4. Connection on p. 1, representing
(2R)-(4-phenoxybenzenesulfonyl)-5-(1,2,3,4-tetrahydro-1-methyl-2,4-dioxoimidazolidin-3-yl) pentane acid,
(2R)-[4-(4-pertenece)benzosulfimide] -5-(1,2,3,4-tetrahydro-1-methyl-2,4-dioxoimidazolidin-3-yl) pentane acid,
(2R)-[4-(4-pertenece)benzosulfimide] -5-(1,1,3-trioxo-2,3-dehydrobenzperidol-2-yl) pentane acid,
(2R)-(4-phenoxybenzenesulfonyl)-5-(1,1,3-trioxo-2,3-dehydrobenzperidol-2-yl) pentane acid,
or pharmaceutically acceptable salt of any of these compounds.

5. The connection p is anew acid or its pharmaceutically acceptable salt.

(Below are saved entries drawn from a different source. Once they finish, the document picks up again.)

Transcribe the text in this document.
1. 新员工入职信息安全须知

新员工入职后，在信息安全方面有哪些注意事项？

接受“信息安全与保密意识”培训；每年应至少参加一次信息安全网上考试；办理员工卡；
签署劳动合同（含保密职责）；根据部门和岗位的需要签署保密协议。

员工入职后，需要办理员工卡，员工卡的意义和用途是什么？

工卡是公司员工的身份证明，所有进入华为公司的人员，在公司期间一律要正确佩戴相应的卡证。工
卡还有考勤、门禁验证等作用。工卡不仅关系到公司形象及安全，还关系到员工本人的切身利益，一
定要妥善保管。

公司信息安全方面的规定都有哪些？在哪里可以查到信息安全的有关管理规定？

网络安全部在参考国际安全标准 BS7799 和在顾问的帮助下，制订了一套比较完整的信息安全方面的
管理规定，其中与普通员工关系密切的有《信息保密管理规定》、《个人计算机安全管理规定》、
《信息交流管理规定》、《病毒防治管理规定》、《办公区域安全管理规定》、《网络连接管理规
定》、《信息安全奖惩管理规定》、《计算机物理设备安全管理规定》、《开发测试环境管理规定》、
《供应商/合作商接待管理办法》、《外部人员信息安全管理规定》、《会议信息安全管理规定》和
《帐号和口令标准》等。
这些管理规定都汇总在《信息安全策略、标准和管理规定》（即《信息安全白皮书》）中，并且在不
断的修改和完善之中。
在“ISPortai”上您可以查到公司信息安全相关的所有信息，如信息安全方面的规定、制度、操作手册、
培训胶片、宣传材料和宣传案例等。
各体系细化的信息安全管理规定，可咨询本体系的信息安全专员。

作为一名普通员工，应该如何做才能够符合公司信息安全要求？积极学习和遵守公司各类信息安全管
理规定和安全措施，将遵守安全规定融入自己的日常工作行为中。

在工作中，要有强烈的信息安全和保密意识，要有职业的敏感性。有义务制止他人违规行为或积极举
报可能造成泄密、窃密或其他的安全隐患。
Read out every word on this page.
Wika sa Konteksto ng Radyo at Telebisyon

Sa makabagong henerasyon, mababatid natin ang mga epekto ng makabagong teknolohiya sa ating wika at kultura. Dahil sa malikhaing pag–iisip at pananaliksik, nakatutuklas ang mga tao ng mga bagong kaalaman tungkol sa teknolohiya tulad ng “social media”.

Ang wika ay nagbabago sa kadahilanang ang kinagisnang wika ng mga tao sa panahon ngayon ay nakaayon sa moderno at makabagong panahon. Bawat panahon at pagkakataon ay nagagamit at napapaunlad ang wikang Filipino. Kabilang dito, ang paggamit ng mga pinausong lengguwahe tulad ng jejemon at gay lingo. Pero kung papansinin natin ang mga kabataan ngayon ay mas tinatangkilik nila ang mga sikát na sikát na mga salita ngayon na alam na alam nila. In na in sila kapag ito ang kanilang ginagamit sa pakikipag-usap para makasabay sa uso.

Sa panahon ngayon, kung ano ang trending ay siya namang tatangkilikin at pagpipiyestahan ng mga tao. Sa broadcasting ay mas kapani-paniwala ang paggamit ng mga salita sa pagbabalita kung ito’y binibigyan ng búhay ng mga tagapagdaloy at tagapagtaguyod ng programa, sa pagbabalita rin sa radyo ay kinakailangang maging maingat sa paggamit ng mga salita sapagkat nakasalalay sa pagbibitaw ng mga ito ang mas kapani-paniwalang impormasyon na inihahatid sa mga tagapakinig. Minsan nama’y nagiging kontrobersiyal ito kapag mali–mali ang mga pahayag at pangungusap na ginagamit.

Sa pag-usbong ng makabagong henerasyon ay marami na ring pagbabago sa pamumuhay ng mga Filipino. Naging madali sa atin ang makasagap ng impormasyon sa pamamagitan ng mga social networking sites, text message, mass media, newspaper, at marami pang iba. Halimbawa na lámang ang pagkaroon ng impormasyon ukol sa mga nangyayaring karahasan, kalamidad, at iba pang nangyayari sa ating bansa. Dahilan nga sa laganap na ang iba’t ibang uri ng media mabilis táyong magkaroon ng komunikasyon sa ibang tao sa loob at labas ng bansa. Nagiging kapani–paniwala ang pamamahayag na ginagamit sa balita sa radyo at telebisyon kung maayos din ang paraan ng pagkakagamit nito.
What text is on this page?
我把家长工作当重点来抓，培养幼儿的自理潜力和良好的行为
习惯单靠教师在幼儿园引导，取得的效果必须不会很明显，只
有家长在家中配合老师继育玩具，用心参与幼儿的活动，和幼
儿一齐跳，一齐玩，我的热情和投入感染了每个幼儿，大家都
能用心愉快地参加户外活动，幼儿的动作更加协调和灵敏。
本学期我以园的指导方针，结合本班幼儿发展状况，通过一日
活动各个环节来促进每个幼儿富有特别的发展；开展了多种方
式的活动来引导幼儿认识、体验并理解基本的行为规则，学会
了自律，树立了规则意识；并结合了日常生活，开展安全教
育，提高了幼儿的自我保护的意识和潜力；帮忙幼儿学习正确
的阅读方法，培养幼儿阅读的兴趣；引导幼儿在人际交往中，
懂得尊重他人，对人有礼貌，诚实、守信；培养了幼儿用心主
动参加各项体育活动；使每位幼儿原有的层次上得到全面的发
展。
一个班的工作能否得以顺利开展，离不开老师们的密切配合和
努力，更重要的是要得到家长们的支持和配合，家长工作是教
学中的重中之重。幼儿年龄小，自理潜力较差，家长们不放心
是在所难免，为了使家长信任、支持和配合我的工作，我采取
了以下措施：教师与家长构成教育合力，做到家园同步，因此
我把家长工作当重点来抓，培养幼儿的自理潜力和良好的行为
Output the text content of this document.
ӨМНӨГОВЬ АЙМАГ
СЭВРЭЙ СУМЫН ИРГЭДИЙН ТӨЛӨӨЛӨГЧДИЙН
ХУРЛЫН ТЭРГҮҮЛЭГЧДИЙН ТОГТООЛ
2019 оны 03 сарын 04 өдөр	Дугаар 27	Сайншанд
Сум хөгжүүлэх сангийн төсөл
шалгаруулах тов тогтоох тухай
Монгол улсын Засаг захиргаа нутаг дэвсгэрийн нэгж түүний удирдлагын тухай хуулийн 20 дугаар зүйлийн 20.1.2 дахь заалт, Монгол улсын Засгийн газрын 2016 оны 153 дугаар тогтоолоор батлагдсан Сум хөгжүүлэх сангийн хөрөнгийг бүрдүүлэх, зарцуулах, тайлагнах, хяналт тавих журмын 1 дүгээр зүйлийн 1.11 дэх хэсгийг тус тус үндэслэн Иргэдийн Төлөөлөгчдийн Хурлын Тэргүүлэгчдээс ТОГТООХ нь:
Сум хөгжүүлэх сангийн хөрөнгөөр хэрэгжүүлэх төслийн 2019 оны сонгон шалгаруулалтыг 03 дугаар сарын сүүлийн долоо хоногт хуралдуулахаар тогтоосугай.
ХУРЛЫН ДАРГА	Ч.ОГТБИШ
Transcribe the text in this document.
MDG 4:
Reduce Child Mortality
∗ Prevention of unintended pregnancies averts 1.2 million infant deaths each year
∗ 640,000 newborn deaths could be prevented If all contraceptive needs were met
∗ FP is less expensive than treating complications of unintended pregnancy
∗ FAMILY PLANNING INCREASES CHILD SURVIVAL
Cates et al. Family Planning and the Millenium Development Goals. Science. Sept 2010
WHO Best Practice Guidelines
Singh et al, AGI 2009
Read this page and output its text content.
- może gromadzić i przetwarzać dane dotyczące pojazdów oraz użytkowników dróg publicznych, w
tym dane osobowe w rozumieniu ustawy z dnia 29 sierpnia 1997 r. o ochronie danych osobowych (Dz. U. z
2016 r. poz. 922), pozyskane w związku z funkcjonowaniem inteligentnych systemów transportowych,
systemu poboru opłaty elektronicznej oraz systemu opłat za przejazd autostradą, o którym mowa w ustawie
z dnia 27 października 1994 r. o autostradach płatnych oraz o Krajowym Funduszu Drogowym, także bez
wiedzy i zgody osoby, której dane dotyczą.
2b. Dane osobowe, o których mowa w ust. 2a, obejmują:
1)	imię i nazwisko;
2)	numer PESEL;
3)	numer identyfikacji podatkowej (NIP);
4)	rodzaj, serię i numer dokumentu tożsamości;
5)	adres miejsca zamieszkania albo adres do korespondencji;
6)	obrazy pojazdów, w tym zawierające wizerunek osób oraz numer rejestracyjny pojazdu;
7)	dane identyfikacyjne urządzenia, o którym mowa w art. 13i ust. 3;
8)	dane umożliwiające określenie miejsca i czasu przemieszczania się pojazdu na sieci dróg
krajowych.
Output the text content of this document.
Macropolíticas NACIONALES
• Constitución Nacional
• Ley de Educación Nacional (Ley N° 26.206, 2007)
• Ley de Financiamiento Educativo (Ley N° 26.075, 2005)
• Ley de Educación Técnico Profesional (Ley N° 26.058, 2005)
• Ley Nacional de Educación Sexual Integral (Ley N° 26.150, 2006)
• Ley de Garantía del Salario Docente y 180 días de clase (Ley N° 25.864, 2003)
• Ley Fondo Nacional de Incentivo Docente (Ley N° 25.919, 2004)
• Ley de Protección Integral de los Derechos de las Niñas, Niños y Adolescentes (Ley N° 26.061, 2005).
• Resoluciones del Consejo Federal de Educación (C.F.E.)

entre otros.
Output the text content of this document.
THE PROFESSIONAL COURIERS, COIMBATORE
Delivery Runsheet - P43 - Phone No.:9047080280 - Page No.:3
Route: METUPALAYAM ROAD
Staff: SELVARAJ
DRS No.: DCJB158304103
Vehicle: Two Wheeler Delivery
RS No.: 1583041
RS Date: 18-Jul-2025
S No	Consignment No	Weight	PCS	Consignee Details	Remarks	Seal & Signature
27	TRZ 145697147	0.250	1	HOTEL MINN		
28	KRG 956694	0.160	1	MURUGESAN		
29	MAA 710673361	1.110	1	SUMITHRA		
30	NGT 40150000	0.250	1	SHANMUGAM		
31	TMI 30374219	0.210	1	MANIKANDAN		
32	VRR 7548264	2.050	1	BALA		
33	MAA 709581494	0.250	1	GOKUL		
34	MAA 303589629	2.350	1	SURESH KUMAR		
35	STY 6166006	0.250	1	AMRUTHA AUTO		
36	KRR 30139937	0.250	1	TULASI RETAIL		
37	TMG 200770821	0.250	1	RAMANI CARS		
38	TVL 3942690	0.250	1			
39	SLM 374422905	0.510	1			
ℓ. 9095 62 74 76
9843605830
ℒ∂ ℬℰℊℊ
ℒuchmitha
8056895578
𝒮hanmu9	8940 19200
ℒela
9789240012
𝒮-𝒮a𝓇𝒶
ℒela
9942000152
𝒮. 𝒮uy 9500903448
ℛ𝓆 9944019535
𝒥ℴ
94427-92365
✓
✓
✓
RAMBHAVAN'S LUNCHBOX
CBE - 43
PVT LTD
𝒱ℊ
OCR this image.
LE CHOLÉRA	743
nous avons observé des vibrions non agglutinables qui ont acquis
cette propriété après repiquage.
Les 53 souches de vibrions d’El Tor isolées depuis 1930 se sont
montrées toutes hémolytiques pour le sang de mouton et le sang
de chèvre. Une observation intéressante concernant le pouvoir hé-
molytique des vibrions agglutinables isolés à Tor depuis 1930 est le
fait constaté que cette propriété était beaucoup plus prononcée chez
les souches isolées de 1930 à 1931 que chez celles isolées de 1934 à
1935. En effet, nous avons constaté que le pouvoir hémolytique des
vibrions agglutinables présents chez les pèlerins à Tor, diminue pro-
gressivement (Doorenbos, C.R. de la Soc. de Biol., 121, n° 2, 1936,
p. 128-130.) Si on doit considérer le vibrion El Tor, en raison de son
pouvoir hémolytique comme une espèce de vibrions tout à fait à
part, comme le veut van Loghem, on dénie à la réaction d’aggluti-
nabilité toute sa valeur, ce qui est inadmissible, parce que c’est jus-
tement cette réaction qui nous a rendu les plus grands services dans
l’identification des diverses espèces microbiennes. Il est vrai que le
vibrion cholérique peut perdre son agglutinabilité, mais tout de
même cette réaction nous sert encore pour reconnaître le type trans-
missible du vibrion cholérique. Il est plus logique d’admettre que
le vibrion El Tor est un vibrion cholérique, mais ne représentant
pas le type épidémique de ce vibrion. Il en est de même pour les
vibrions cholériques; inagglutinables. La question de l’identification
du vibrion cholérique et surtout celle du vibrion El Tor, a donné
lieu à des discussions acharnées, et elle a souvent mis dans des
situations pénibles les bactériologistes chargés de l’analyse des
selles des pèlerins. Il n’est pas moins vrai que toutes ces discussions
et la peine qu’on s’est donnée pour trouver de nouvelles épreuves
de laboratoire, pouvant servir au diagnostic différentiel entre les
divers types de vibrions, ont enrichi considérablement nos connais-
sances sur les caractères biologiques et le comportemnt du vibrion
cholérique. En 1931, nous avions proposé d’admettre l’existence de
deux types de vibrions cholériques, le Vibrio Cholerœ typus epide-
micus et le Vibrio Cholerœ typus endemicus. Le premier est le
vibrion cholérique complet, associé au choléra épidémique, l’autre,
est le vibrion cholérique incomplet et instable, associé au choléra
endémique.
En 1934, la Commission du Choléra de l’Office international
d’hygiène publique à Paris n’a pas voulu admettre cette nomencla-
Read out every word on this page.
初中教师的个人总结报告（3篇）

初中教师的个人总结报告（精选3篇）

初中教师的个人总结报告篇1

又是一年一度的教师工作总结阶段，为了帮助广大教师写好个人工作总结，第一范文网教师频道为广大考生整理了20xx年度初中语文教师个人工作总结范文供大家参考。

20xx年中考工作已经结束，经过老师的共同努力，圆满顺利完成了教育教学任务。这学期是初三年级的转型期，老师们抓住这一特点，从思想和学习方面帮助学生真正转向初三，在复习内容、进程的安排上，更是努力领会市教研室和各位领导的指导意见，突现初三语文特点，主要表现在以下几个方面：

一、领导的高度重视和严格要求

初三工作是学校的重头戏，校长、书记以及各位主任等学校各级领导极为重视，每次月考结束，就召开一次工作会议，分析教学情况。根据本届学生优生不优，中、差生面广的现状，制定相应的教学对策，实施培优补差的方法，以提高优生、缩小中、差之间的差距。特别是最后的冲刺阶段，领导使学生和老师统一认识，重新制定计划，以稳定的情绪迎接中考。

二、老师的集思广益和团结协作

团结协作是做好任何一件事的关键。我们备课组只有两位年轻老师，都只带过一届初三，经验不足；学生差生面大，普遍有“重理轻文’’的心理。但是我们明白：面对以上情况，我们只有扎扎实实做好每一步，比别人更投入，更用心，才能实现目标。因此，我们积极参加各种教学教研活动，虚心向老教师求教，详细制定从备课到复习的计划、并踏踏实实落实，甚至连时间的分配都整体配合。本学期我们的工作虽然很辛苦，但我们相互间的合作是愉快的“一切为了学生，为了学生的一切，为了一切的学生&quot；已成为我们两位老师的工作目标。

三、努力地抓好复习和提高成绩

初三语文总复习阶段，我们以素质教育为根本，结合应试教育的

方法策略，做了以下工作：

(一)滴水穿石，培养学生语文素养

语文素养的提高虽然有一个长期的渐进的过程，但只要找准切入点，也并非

6. Connection on p. 1, representing (2R)-(4-phenoxybenzenesulfonyl)-5-(1,1,3-trioxo-2,3-dehydrobenzperidol-2-yl) pentane acid or its pharmaceutically acceptable salt,
7. The pharmaceutical composition inhibiting razlagaemoi the matrix metalloproteinase containing a pharmacologically active compound and one or more pharmaceutically acceptable carriers, characterized in that the pharmacologically active compound contains a compound according to any one of paragraphs.1-6.

8. A method of treating warm-blooded animals, including humans, for the introduction of such a warm-blooded animal suffering from a tumor, effective as an antitumor agent, the dose of the compounds of formula I according to any one of paragraphs. 1-13, or a pharmaceutically acceptable salt.

9. The method of obtaining sulfoaluminate or sulphoniumhydroxide acid of the formula I

where W denotes-IT or-NHOH;
X denotes (a) a heterocyclic radical selected from the group comprising imidazolines, dihydrobenzofuranyl, dihydroisoquinolyl, tetrahydroquinazoline, tetrahydroimidazo[1,5-b]ethenolysis, each of which may be substituted by 1-5 substituents, before the R2denotes phenyl substituted by alkyl, in) heterocyclisation where heterocyclyl means 1,1,3-trioxo-2,3-dihydrobenzofuran, g) -NR2R3where R2and R3together with the nitrogen atom to which they are attached, form morpholinyl or piperidinyl;
Y represents carbon or sulfur, with the proviso that when Y represents carbon, n is 2,
Z represents phenyl, optionally substituted with halogen, unsubstituted alkoxy, phenyloxy, optionally substituted with halogen, phenyloxazolyl, 4-methylpiperazine, 4-phenylpiperidine, pyridyloxy and-NR'1COR'2where R'1denotes a hydrogen atom, and R'2denotes phenyl, optionally substituted by hydroxy or phenyl, pyridinyl, substituted by the group-CF3;
m denotes an integer from 1 to 4;
n denotes an integer of 1 or 2,
or its salt,
including the interaction of the compounds of formula IV

where X has the values specified above for compounds of formula I,
with sulphonylchloride formula V

obtaining the compounds of formula VI

and optionally after processing the compounds of formula VI anhydrous acid with the AET hydroxyl, with a protected hydroxylamine and removing the protective group to obtain the compounds of formula I, where W denotes hydroxylamine.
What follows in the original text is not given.